Not only would the expansion of the program reduce the number of cases of HIV, but it would also make the HAART program itself much more cost effective in the long run, Montaner and his colleagues maintain.

The model demonstrated that the cost of treating all the world's HIV infected people ($15 billion US) today would be more than offset by the of new cases that could be prevented by the program.

The special edition of The Lancet was published to coincide with the 16th International AIDS Conference in Toronto on Aug. 13-18. The event is advertised as the largest HIV/AIDS conference in the world, and the speakers include the UN Special Envoy for AIDS/HIV in Africa Stephen Lewis, former U.S. president Bill Clinton, Bill and Melinda Gates and actor Richard Gere.

Montaner will present the theory on Aug. 16 at the conference.

"It's time that we start talking about it, and the Center would like to lead that discussion because if that is the case between better prevention and strengthening of our treatment programs we may be able to, at least in the short term, control the spread of HIV."

The article written by Montaner and his colleagues for The Lancet, encourages the expansion of HAART programs internationally until it becomes a cornerstone of the global medical community's HIV prevention strategy.

"We must stress that we do not see HAART as a replacement for the prevention effort -- including vaccine research -- but rather as an essential part of it," said Montaner, who is poised to become president-elect of the International AIDS Society when the conference concludes.
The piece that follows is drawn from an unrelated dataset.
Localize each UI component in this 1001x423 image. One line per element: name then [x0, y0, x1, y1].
Others agree, the benefits could be broad.

"Dr. Montaner's study is very interesting," Dr. David Marsh, Regional Medical Director for Addiction Services in Vancouver told CTV.

"The suggestion is that by getting people onto a very effective treatment, those who need treatment, we suppress the virus in their body and so not only help them but you prevent the virus from spreading to other people so you get a public health benefit from effective treatment."

But, pointed out Dr. Neil Rau, an infectious disease expert, it's still just a theory and there are hurdles that will need to be overcome.

"It is a very provocative idea, which is very resource intensive. But if the logistics can be overcome, it would certainly be a new approach to addressing new numbers of HIV positive infection and slowing the pandemic."

One of the major obstacles, particularly in the developing world, will be convincing patients who don't want treatment until it is medically necessary, to take medicine for reasons other than their own immediate benefit, Dr. Rau said.